Lol yes! I think sadly privacy is dying and most of the kids these days don't even know what it is. There seems to be this idea that if you want privacy you must be doing something wrong which is insane.
Privacy is dying so fast it is beyond stunning. The most paranoid and careful privacy obsessed person today cannot achieve 1% of the privacy of a normal citizen of 100 years ago. And that is assuming that person is still living outside of the growing network of facial recognition.
I don't know if anyone else has noticed this issue but I'm not able to access the html version of my post right now or when I was writing it - that's why I couldn't use my normal formatting - anyone else having this issue?
Yes I tried posting this afternoon and I couldn't use (the raw html editor) to center my images.
Strange. I wonder if it is an update?
Yes unfortunately it is that way for everyone now since the update.
And of course as per their usual horrible PR and Customer Service said nothing about it nor provide any information/help whatsoever. hahahahahahahaha
Lucky for them almost everyone who actively uses Steemit is somewhat smart and tech savvy.
As do I!
I wish they would improve that though.
Yep it has been a problem for me since last night ...
Im just here for the kitten =).

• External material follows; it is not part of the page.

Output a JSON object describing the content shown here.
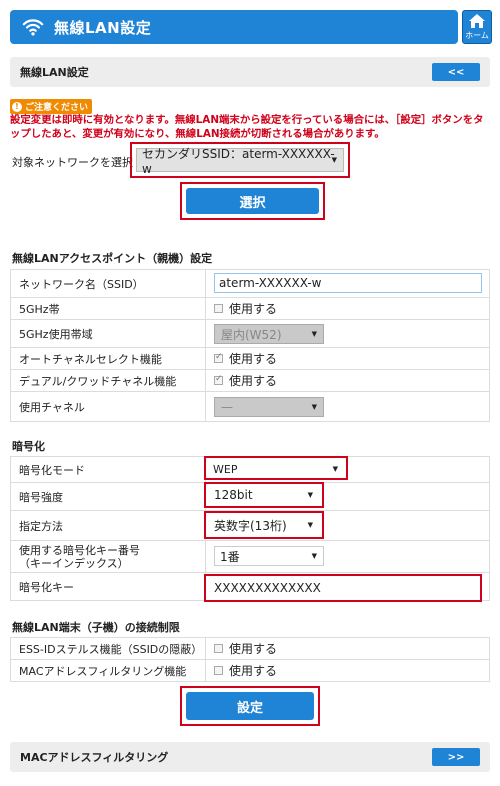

Really interesting ideas tho. Imho we all could be taking part in an massive experiment creating the basis of the cashless society. With shady alphabets exploiting our own greed to build and user test blockchain tech.
Thanks yes it possible. I hope not though.
Aw man, haters gonna hate, but these sneaky government types threaten all of us.
I don't think you're overly paranoid to consider these things and raise these questions.
I agree the problem is that governments now see their own citizens as enemies and potential threats. Unrestrained power and over reach is a big problem.
Why is it that the more of a threat a government is that more they fear others threatening them?
Perhaps it a function of fear. If you think you are always under threat you might become more aggressive.
Yeah, I suppose that happens to both sides...
For the truly paranoid among us (to a degree, I include myself in that description), you are likely to either enjoy or be terrified by this bit of crypto arcana still able to be dredged out of "The Wayback Machine."
I, unfortunately, am also one not deep enough into math or crypto to provide an informed analysis of Mr. Douglass' work that is archived there, but if you're reading this post and tracking the comments with interest, you are very likely to find "The CryptoMaverick's" book "SOME THOUGHTS ON "SECURE CODES" AND OTHER MUSINGS" of considerable interest.
The book is available online there in the archive, with the exception of a chapter that would have made it a violation of ITAR.
If I have time one day, I may do a post on this... Follow me, just in case I do? ;)
Thanks for the recommendation. OK I will follow you in case you do lol:)
Thanks for the vote of confidence! ;)
This is a really fascinating topic; I've been researching and working with crypto, specifically Vernam Ciphers a.k.a. One Time Pads, since first reading about them in a Scientific American article from May 1973.